Monday, March 13, 2006

Al Qaeda might be at work again

I received the latest top-secret classified intelligence on the Al Qaeda movement, even beating the CIA and MI5 geeks.

I heard that they will be using the latest technology in terrorist attacks. Like their style of blowing up places, they will be using the most unconventional techniques in planning sneak attacks on other people.

There is cause to be alarmed due to the huge devastation that these unconventional "weapons" might bring. The date of attacks have not yet been discovered, but most importantly the modes of attack which Al Qaeda is going to use have been dug up by my people. Hiak hiak.

Here are what my spies have uncovered.

Terrorist tortoise. Always waiting for a chance to use its cannon.

Suicide bomber chick. All that dynamite gonna blow you to bits. I wonder how it's gonna use its rifle though.

They even teach the squirrels to launch rockets. Without the launchers, just using their strength. Which brings us to ...

Muscled squirrels.

Sniper squirrels. These are the most elite silent killers. They can get up on any tree and start to kill you, one by one. And you thought squirrels were cute.

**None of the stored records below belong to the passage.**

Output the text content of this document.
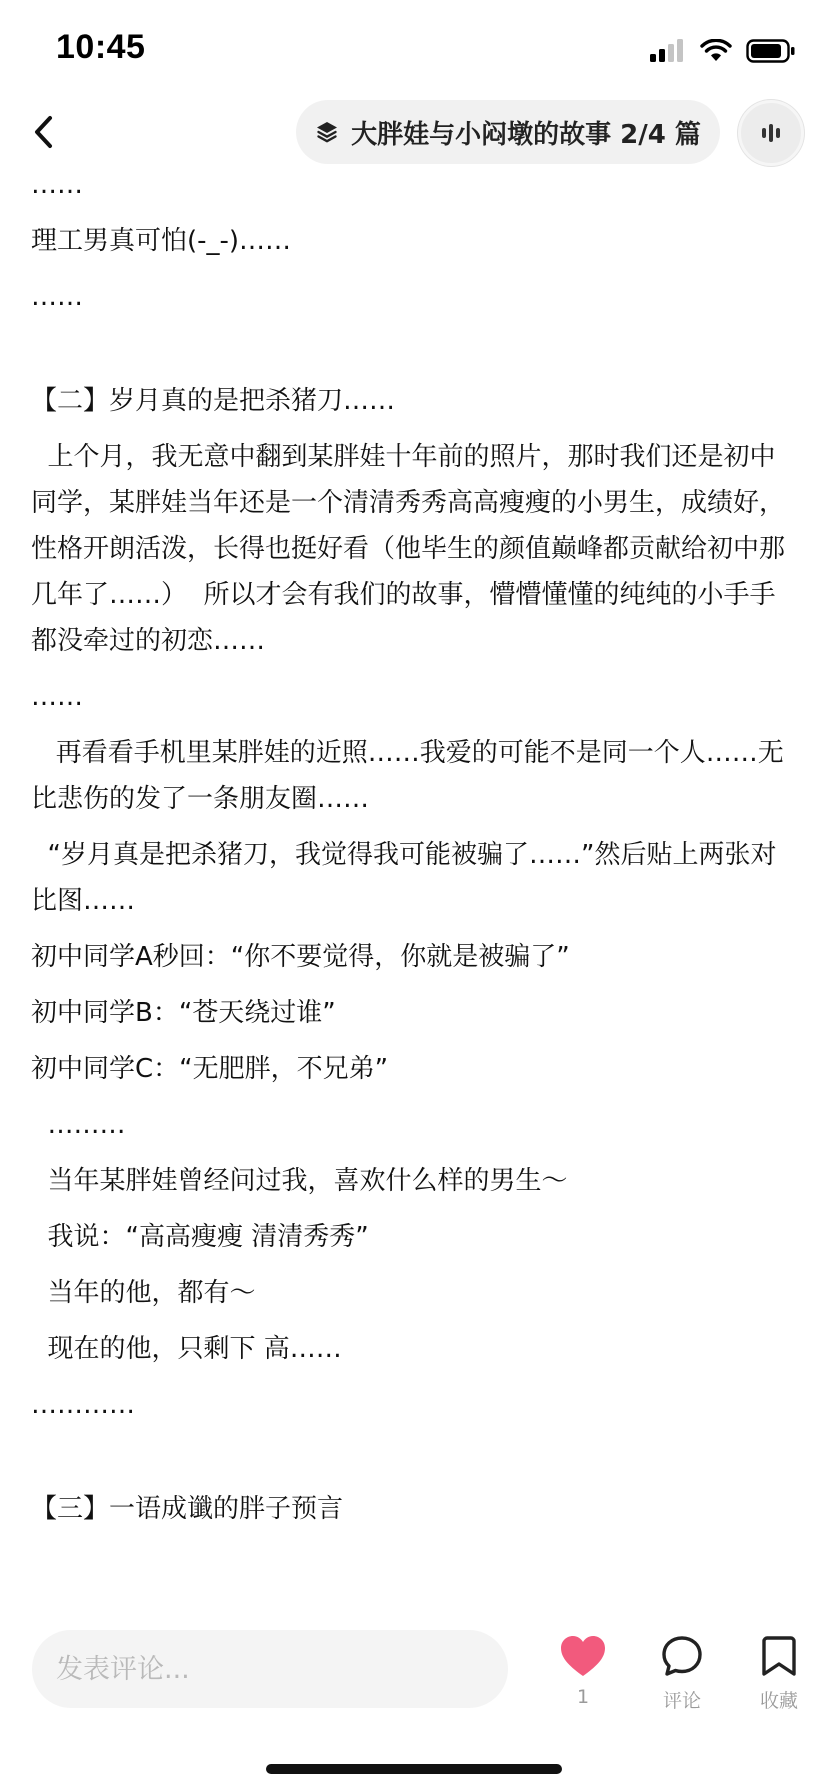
10:45
大胖娃与小闷墩的故事 2/4 篇

……

理工男真可怕(-_-)……

……

【二】岁月真的是把杀猪刀……

上个月，我无意中翻到某胖娃十年前的照片，那时我们还是初中同学，某胖娃当年还是一个清清秀秀高高瘦瘦的小男生，成绩好，性格开朗活泼，长得也挺好看（他毕生的颜值巅峰都贡献给初中那几年了……）  所以才会有我们的故事，懵懵懂懂的纯纯的小手手都没牵过的初恋……

……

再看看手机里某胖娃的近照……我爱的可能不是同一个人……无比悲伤的发了一条朋友圈……

“岁月真是把杀猪刀，我觉得我可能被骗了……”然后贴上两张对比图……

初中同学A秒回：“你不要觉得，你就是被骗了”

初中同学B：“苍天绕过谁”

初中同学C：“无肥胖，不兄弟”

………

当年某胖娃曾经问过我，喜欢什么样的男生～

我说：“高高瘦瘦 清清秀秀”

当年的他，都有～

现在的他，只剩下 高……

…………

【三】一语成谶的胖子预言

发表评论...
1	评论	收藏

Smoking Aussie kangaroos. They pack a punch even without the weapons of mass destruction. Blasting commando hamsters with GPMGs! Holy Moly! Protected against tear gas as well. Who dares to stop them?

And meet the chick who's the gangleader of 'em all. He sure looks like he means business.

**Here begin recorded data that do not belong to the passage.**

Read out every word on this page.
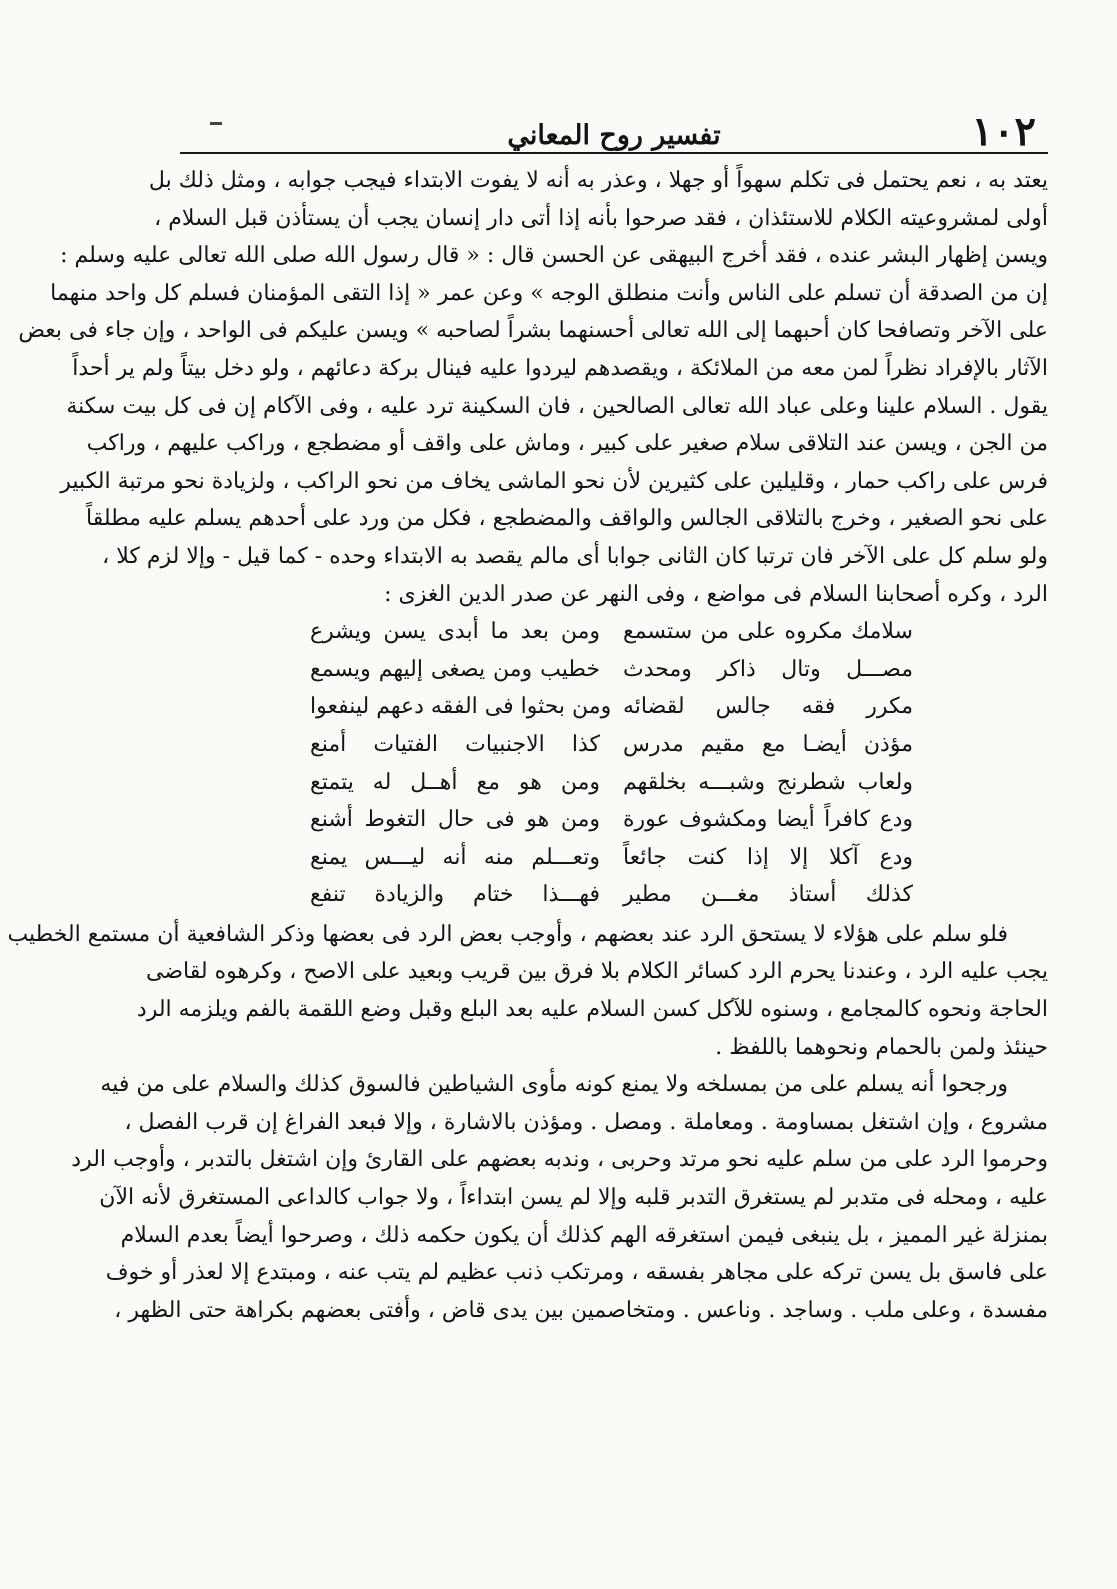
١٠٢
تفسير روح المعاني
يعتد به ، نعم يحتمل فى تكلم سهواً أو جهلا ، وعذر به أنه لا يفوت الابتداء فيجب جوابه ، ومثل ذلك بل
أولى لمشروعيته الكلام للاستئذان ، فقد صرحوا بأنه إذا أتى دار إنسان يجب أن يستأذن قبل السلام ،
ويسن إظهار البشر عنده ، فقد أخرج البيهقى عن الحسن قال : « قال رسول الله صلى الله تعالى عليه وسلم :
إن من الصدقة أن تسلم على الناس وأنت منطلق الوجه » وعن عمر « إذا التقى المؤمنان فسلم كل واحد منهما
على الآخر وتصافحا كان أحبهما إلى الله تعالى أحسنهما بشراً لصاحبه » ويسن عليكم فى الواحد ، وإن جاء فى بعض
الآثار بالإفراد نظراً لمن معه من الملائكة ، ويقصدهم ليردوا عليه فينال بركة دعائهم ، ولو دخل بيتاً ولم ير أحداً
يقول . السلام علينا وعلى عباد الله تعالى الصالحين ، فان السكينة ترد عليه ، وفى الآكام إن فى كل بيت سكنة
من الجن ، ويسن عند التلاقى سلام صغير على كبير ، وماش على واقف أو مضطجع ، وراكب عليهم ، وراكب
فرس على راكب حمار ، وقليلين على كثيرين لأن نحو الماشى يخاف من نحو الراكب ، ولزيادة نحو مرتبة الكبير
على نحو الصغير ، وخرج بالتلاقى الجالس والواقف والمضطجع ، فكل من ورد على أحدهم يسلم عليه مطلقاً
ولو سلم كل على الآخر فان ترتبا كان الثانى جوابا أى مالم يقصد به الابتداء وحده - كما قيل - وإلا لزم كلا ،
الرد ، وكره أصحابنا السلام فى مواضع ، وفى النهر عن صدر الدين الغزى :
سلامك مكروه على من ستسمع
ومن بعد ما أبدى يسن ويشرع
مصـــل وتال ذاكر ومحدث
خطيب ومن يصغى إليهم ويسمع
مكرر فقه جالس لقضائه
ومن بحثوا فى الفقه دعهم لينفعوا
مؤذن أيضـا مع مقيم مدرس
كذا الاجنبيات الفتيات أمنع
ولعاب شطرنج وشبـــه بخلقهم
ومن هو مع أهــل له يتمتع
ودع كافراً أيضا ومكشوف عورة
ومن هو فى حال التغوط أشنع
ودع آكلا إلا إذا كنت جائعاً
وتعـــلم منه أنه ليـــس يمنع
كذلك أستاذ مغـــن مطير
فهـــذا ختام والزيادة تنفع
فلو سلم على هؤلاء لا يستحق الرد عند بعضهم ، وأوجب بعض الرد فى بعضها وذكر الشافعية أن مستمع الخطيب
يجب عليه الرد ، وعندنا يحرم الرد كسائر الكلام بلا فرق بين قريب وبعيد على الاصح ، وكرهوه لقاضى
الحاجة ونحوه كالمجامع ، وسنوه للآكل كسن السلام عليه بعد البلع وقبل وضع اللقمة بالفم ويلزمه الرد
حينئذ ولمن بالحمام ونحوهما باللفظ .
ورجحوا أنه يسلم على من بمسلخه ولا يمنع كونه مأوى الشياطين فالسوق كذلك والسلام على من فيه
مشروع ، وإن اشتغل بمساومة . ومعاملة . ومصل . ومؤذن بالاشارة ، وإلا فبعد الفراغ إن قرب الفصل ،
وحرموا الرد على من سلم عليه نحو مرتد وحربى ، وندبه بعضهم على القارئ وإن اشتغل بالتدبر ، وأوجب الرد
عليه ، ومحله فى متدبر لم يستغرق التدبر قلبه وإلا لم يسن ابتداءاً ، ولا جواب كالداعى المستغرق لأنه الآن
بمنزلة غير المميز ، بل ينبغى فيمن استغرقه الهم كذلك أن يكون حكمه ذلك ، وصرحوا أيضاً بعدم السلام
على فاسق بل يسن تركه على مجاهر بفسقه ، ومرتكب ذنب عظيم لم يتب عنه ، ومبتدع إلا لعذر أو خوف
مفسدة ، وعلى ملب . وساجد . وناعس . ومتخاصمين بين يدى قاض ، وأفتى بعضهم بكراهة حتى الظهر ،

Give it up, Bush. You ain't gonna win against these enemies. They're small, they're strong and they've got better brains than you do.

P.S.: I just had to add this for people with no sense of humour. Maybe you think it's dark humour or something. OK look, this is meant to be taken tongue-in-cheek, and if you don't know what that means, just go take an English course or something. COME ON MAN! LAUGH!